Middleton scored 21 points in the third quarter and had nine in overtime. Eric Bledsoe had 14 points, 10 rebounds and six assists, George Hill had 12 points and Brook Lopez added 14.
“Khris was phenomenal,” Bucks coach Mike Budenholzer said. “He’s such a great player. He makes big shots, makes big decisions and I thought guys stepped up around him – Brook, Donte, Bled, George, all those guys made enough plays around Khris. Certainly, the ball was in Khris’ hands a lot. He did a lot great things.”
It might be hard to see, but there is a glimmer of hope for the Bucks — though no team has come back from a 3-0 deficit to win a series in NBA history.
Antetokounmpo’s status for Game 5 and any other games is unknown, but the Bucks showed incredible toughness to force another game. Down 100-92 in the fourth quarter, Milwaukee could have folded with its star unavailable.

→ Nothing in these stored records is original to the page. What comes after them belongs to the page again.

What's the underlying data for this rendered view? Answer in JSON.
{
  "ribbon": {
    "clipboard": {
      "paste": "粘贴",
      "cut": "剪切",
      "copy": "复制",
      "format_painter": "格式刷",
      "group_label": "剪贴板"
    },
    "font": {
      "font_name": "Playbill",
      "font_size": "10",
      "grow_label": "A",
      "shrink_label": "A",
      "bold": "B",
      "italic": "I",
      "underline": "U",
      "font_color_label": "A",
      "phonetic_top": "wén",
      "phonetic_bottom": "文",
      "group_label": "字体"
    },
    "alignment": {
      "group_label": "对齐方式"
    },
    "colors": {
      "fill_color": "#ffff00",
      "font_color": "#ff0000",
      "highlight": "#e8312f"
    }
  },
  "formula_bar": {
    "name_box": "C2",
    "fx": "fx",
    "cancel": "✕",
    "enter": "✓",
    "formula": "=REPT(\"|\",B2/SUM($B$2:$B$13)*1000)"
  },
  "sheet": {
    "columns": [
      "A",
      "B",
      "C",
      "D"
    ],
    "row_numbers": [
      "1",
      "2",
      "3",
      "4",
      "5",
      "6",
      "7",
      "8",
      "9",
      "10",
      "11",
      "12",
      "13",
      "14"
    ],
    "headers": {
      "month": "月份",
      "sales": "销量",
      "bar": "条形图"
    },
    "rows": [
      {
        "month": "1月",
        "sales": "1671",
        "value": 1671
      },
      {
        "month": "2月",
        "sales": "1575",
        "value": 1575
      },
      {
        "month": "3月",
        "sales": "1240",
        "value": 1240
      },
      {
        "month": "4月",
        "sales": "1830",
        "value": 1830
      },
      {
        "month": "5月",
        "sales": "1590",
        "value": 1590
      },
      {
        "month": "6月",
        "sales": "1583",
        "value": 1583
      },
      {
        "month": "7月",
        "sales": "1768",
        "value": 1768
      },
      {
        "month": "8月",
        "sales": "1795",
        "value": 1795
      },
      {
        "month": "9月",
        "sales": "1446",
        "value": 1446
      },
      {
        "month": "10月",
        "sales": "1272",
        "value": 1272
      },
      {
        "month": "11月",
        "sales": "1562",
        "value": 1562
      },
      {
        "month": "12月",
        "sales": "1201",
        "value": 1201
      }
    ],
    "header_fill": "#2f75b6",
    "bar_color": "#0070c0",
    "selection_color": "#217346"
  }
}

“It came down to getting stops, defending, running through the screens, grabbing the loose balls and 50-50 balls that they were getting,” Middleton said. “On the offensive end, just slowing down and executing our offense and getting the best look without rushing or having bad possessions or bad turnovers.
“We’re a veteran group. The first three games we did a bad job of executing down the stretch and rushed into bad possessions. This game, it just slowed down, made sure we got what we wanted each time down the court.”
Antetokounmpo was playing his best offensive game of the series, scoring 19 points in the first 14 minutes. He twisted his right ankle in Game 3 and was listed as questionable for Game 4. A game-time decision, Antetokounmpo started and was playing like the dominant player who is expected to win his second consecutive MVP award.
But with 10:18 remaining in the second quarter, Antetokounmpo re-injured the ankle while driving to the basket. He was fouled by Miami’s Andre Iguodala, made 1-of-2 two free throws, checked out of the game and never returned.
“We know he was laying it on the line out there for us,” Middleton said. “His ankle was already in bad shape. … We had to have his back, and we’ll have to have his back in the next game.”
Without their MVP, the Bucks relied on Middleton, who was 3-for-7 on 3-pointers and had eight rebounds, eight assists and two steals. He scored 34 points on 12-for-13 shooting after Antetokounmpo left the game.
“I just wanted to get the ball in certain positions, just play through me,” said Middleton who played 48 of 53 minutes. “I thought guys did a great job of cutting and finding open areas for everybody to be aggressive, not just myself.”
Bam Adebayo led five Heat starters in double figures, scoring 26 points with 12 rebounds and eight assists.
The Heat will not be happy with second quarter. They were outscored 21-17 after Antetokounmpo left the game. Instead of building a lead, Miami trailed 52-50 at halftime, and it scored just 19 points in the fourth quarter.
“You have to credit Milwaukee in this game,” Heat coach Erik Spoelstra said. “I thought in the fourth quarter when we went up six we had a chance to steal this game. But the reality is they deserved to win the game. They were playing harder. They were doing things with more force, more consistency, getting us off our spots in our offense. Their offense, they were able to get into their wheelhouse the entire second half. Even when they were missing, they were getting the shots they wanted, and we paid the price for it there at the end.”